Parfois, comme à St Côme d’Olt ce sera tout simplement de partager le repas à la même table que les hôtes, avec la prière de bénédiction au début du repas et la possibilité d’avoir la messe avec la communauté, le lendemain.
A Conques, les frères Prémontrés se sont fait une véritable mission de l’accueil des pèlerins, avec participation à leur office du soir, et prière de bénédiction.
A Estaing, on peut être accueilli par une communauté du renouveau charismatique.
Il y a l’abbaye de Ronceveaux, l’accueil fait par le curé de la paroisse de Navarrenx.

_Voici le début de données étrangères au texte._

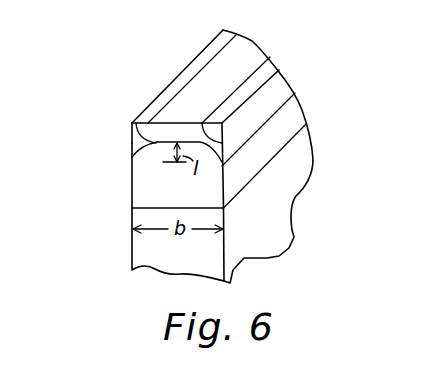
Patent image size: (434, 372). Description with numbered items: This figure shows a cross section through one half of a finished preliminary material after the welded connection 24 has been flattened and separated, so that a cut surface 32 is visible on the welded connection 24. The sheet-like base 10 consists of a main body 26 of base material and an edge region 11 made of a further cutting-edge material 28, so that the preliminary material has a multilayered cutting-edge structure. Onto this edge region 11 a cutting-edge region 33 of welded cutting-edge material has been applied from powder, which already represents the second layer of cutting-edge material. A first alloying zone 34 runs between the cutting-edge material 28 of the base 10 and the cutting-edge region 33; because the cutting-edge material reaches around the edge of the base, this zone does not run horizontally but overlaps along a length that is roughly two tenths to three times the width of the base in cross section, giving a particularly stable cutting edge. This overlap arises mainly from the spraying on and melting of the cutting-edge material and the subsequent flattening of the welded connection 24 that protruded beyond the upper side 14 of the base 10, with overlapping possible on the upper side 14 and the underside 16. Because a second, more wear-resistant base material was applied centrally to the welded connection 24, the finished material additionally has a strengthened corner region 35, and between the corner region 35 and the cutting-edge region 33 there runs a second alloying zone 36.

The sheet-like base 10 is at (132, 248).
The edge region 11 is at (224, 167).
The upper side 14 is at (139, 108).
The underside 16 is at (289, 193).
The welded connection 24 is at (277, 100).
The main body 26 is at (143, 216).
The cutting-edge material 28 is at (160, 185).
The cut surface 32 is at (238, 62).
The cutting-edge region 33 is at (132, 145).
The first alloying zone 34 is at (223, 133).
The corner region 35 is at (132, 126).
The second alloying zone 36 is at (132, 135).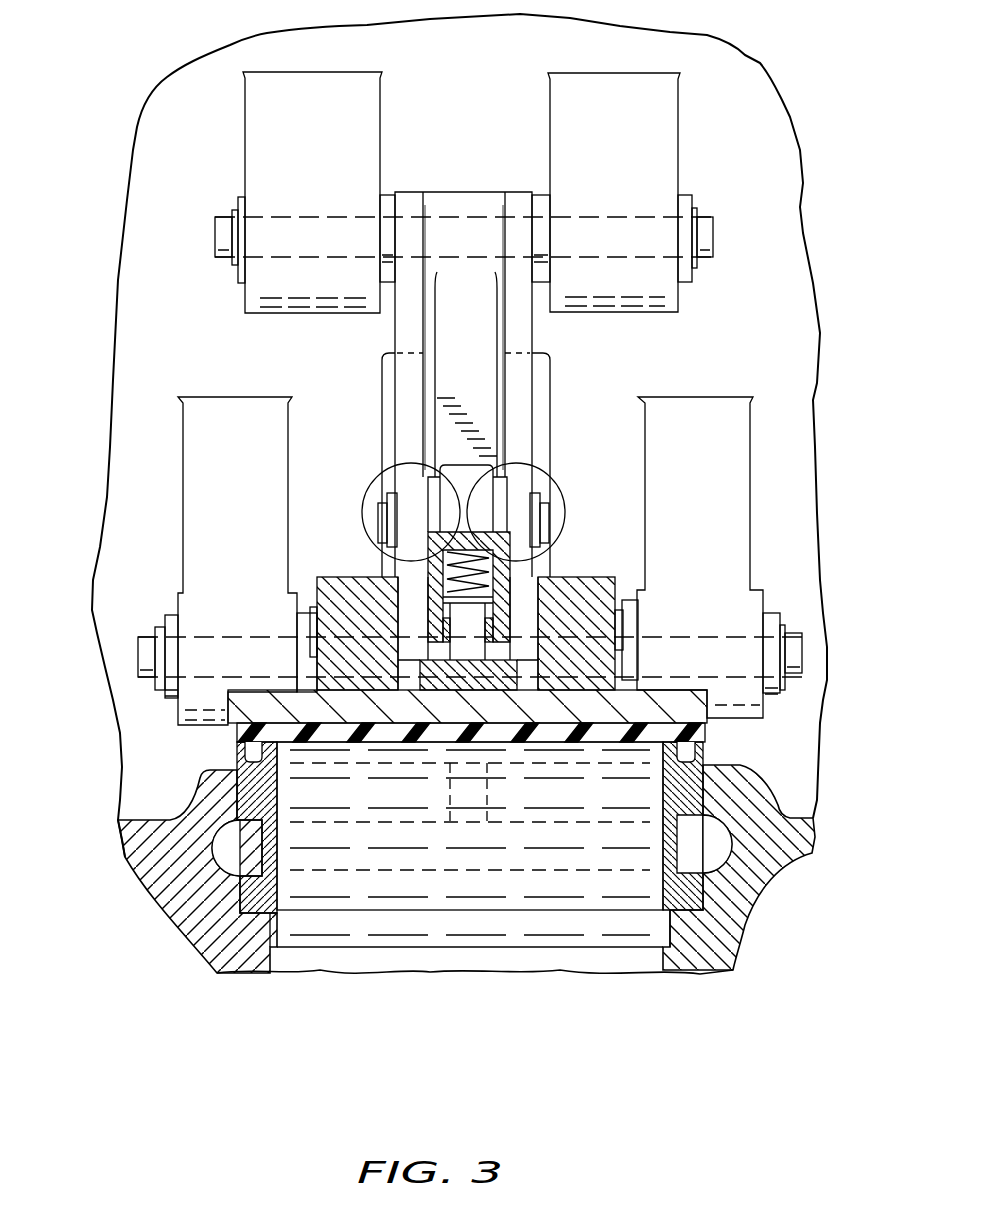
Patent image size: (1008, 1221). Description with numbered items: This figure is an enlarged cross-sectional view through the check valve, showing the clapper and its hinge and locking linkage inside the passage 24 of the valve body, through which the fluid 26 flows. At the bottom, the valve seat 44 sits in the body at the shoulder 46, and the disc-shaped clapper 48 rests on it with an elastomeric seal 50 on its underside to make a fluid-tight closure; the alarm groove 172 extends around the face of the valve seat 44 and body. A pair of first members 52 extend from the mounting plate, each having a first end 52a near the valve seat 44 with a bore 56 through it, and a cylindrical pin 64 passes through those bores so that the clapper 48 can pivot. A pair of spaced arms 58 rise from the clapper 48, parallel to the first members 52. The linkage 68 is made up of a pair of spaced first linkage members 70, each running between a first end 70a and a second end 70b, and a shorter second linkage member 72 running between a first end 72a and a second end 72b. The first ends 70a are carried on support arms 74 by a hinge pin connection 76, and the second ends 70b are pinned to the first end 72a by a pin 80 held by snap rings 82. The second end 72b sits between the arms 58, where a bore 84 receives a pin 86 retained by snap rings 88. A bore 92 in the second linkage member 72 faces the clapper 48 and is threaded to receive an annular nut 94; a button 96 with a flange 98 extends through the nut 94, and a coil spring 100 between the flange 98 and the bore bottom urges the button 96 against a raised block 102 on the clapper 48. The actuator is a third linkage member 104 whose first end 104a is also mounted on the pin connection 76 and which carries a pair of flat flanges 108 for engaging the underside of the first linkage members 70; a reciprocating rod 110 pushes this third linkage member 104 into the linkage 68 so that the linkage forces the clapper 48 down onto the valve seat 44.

The passage 24 is at (790, 250).
The fluid 26 is at (340, 938).
The valve seat 44 is at (695, 890).
The shoulder 46 is at (697, 917).
The clapper 48 is at (703, 705).
The seal 50 is at (238, 725).
The first member 52 is at (254, 439).
The first end 52a is at (203, 588).
The bore 56 is at (168, 680).
The arms 58 is at (360, 577).
The cylindrical pin 64 is at (142, 634).
The linkage 68 is at (110, 237).
The first linkage member 70 is at (508, 329).
The first end 70a is at (518, 192).
The second end 70b is at (412, 513).
The second linkage member 72 is at (512, 560).
The first end 72a is at (497, 490).
The second end 72b is at (708, 640).
The support arms 74 is at (560, 93).
The hinge pin connection 76 is at (712, 228).
The pin 80 is at (385, 525).
The snap rings 82 is at (390, 500).
The bore 84 is at (318, 577).
The pin 86 is at (305, 627).
The snap rings 88 is at (632, 640).
The bore 92 is at (492, 580).
The annular nut 94 is at (488, 640).
The button 96 is at (467, 645).
The flange 98 is at (447, 598).
The coil spring 100 is at (475, 540).
The raised block 102 is at (493, 680).
The third linkage member 104 is at (492, 370).
The first end 104a is at (433, 230).
The flanges 108 is at (382, 360).
The rod 110 is at (385, 470).
The annular groove 172 is at (235, 855).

En Espagne il y a des gîtes où les hospitaliers aiment inviter les pèlerins à prier dans l’église comme à Azofra. Il y a des gîtes tenus par des communautés religieuses comme les moines de Silos à Rabanal del Camino...etc..

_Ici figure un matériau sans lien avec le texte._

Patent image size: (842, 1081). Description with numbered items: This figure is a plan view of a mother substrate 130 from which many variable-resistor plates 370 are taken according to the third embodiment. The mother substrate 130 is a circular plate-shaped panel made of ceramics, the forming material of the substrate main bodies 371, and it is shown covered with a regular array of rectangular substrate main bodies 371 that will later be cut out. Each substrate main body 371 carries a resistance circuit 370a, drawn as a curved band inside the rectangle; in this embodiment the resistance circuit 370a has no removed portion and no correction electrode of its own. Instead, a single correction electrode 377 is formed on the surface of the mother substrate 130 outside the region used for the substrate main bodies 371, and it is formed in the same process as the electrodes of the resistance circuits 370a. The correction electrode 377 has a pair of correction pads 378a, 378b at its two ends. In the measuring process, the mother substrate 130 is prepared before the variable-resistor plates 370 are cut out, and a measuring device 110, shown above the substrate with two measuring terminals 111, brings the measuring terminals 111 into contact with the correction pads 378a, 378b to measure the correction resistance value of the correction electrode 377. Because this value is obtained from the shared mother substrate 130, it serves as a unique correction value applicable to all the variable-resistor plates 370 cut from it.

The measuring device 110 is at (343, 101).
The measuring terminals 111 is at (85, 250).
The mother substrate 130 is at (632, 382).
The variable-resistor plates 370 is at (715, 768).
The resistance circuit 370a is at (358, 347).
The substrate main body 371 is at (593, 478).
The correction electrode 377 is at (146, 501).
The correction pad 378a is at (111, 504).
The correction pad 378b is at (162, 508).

Malheureusement on trouve aussi des grands gîtes assez impersonnels. En France, beaucoup ont été créés par la municipalité et sont parfois gérés de façon trop administrative par les offices du tourisme.
En général je préférais frapper à la porte des gîtes qui offraient un nombre limité de places. L’accueil y était beaucoup plus fraternel et chaleureux. Les rencontres et les échanges entre pèlerins se faisaient plus facilement.

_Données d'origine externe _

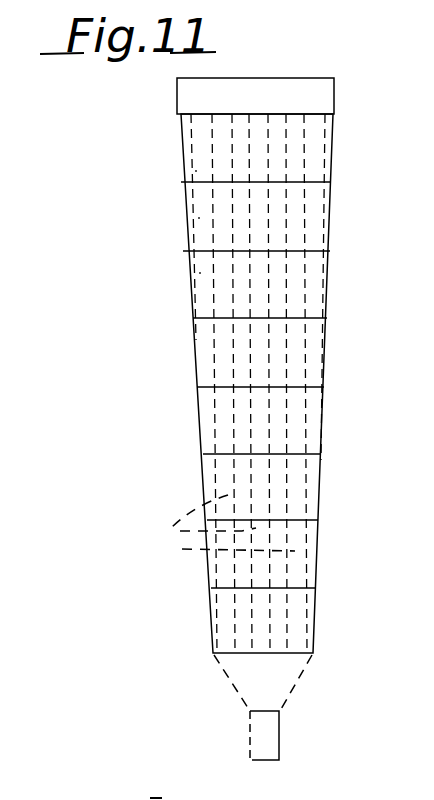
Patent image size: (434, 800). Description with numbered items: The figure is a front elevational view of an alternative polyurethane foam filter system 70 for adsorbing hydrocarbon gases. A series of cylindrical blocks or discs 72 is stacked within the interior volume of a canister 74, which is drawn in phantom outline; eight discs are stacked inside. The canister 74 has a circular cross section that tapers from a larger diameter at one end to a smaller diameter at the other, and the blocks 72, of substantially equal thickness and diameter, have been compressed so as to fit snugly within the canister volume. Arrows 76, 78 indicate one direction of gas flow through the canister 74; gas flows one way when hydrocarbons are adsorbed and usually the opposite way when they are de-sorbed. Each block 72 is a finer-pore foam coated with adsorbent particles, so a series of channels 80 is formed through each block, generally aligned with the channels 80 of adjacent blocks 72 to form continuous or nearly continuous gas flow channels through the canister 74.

The polyurethane foam filter system 70 is at (164, 150).
The cylindrical blocks or discs 72 is at (196, 172).
The canister 74 is at (336, 142).
The arrow 76 is at (255, 17).
The arrow 78 is at (263, 738).
The channels 80 is at (214, 535).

Mais il y a une autre façon, (plus authentique ? plus radicale.) de faire le pèlerinage. Je tiens à la mentionner car certains, même s’ils sont rarissimes, osent encore la pratiquer. Elle consiste à chercher, pour la nuit, un gîte chez l’habitant. Que ce soit dans une ferme, un presbytère, une communauté quelconque... Evoquer cette possibilité, comme je l’ai fait, auprès d’un groupe de pèlerins pris au hasard dans un gîte, soulève une tempête de protestations. " Mais vous n’y pensez pas, de nos jours c’est inconcevable, et en fin de compte c’est même à déconseiller complètement ".
Je pense que si, de fait, c’est difficile à réaliser, (il ne faut pas être pressé par le temps) cette démarche est tout à fait possible. Elle est beaucoup plus exigeante : elle place le pèlerin, (là, il n’est plus du tout question de randonneur) dans une situation de grande dépendance et d’insécurité ; elle implique donc un plus grand abandon à la Providence et en ce sens elle est automatiquement source de grâce. Je ne puis parler d’expérience mais je connais des gens qui l’ont fait, dont un qui vit ainsi depuis trois ans sans argent. Mandaté par un évêque, sa vie est un pèlerinage permanent. Partout où il passe, il tente humblement de témoigner de sa foi et parvient à toucher beaucoup de gens, tel un Benoît Labre des temps modernes. Il faut avoir lu " Le pèlerin de Jérusalem " pour comprendre l’intérêt d’une telle démarche.
Lors de mon pèlerinage à St Jacques, dans le gîte de Moissac, j’ai été frappé par le conseil donné par l’hospitalier qui faisait l’accueil. Comme tous les hospitaliers il avait déjà fait le pèlerinage en entier et savait de quoi il parlait. Il disait : " Moi, je suis un peu contre le fait d’aller dans un gîte à chaque étape. C’est trop facile, et aussi beaucoup trop commercial. Tout est prévu, on sait où on va dormir, il suffit de payer pour avoir un lit et parfois se faire servir un repas... Si tu veux faire le pèlerinage de façon plus intéressante, tu t’arrêtes n’importe où et tu demandes un coin pour dormir. Si on te refuse tu finis toujours par trouver quelqu’un qui peut t’accueillir. " J’ai été d’autant plus interpellé par sa façon de voir qu’il était lui même hospitalier, et assurait son service avec beaucoup de compétence et de dévouement. Mais je ne me sentais pas encore prêt à tenter cette aventure. En revanche, si c’était à refaire, je programmerais des étapes plus courtes, n’excédant guère 25 ou 30 km et je prendrais beaucoup plus mon temps.